Pour gérer la progression du joueur, il y a plusieurs approches, et la meilleure dépendra de la structure de votre jeu. Est-ce que votre jeu se passe toujours dans le même environnement ? Est-ce que toutes les salles sont accessibles au début du jeu, façon open world à la Morrowind, ou est-ce que le joueur avance petit à petit et découvre des salles nouvelles, jusqu’à arriver à la dernière, façon Aventure ? Est-ce que votre jeu a une progression plutôt linéaire, une énigme ou une étape après l’autre, ou est-ce que le joueur peut travailler sur plusieurs énigmes en même temps, de façon à ne jamais être bloqué ?

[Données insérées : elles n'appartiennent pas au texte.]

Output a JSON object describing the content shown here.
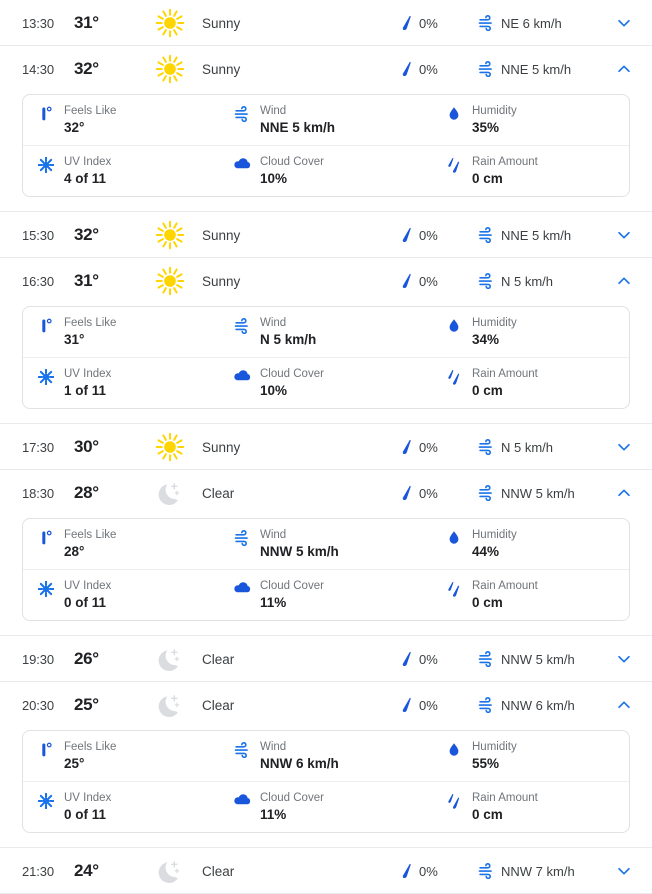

Je vais partir du principe que vous voulez, pour débuter, faire un jeu simple, linéaire : une histoire qui se lit du début à la fin, qui ne change pas beaucoup d’une session à l’autre (un peu comme un jeu d’aventure point-and-click classique), où il faut résoudre une énigme pour avancer, puis on en trouve une autre, etc. Dans ce cas, le plus simple pour gérer la progression est d’utiliser une variable pour l’avancement du joueur. Cette variable, vous pouvez l’appeler avancement, progression, plot (mot anglais pour l’histoire dans une œuvre) ou comme vous voulez ; l’idée est qu’elle démarre à 0 et que, quand il se passe quelque chose dans l’histoire qui change la situation, débloque des choses, ou autre — dès que l’histoire avance, donc — vous augmentez cette variable.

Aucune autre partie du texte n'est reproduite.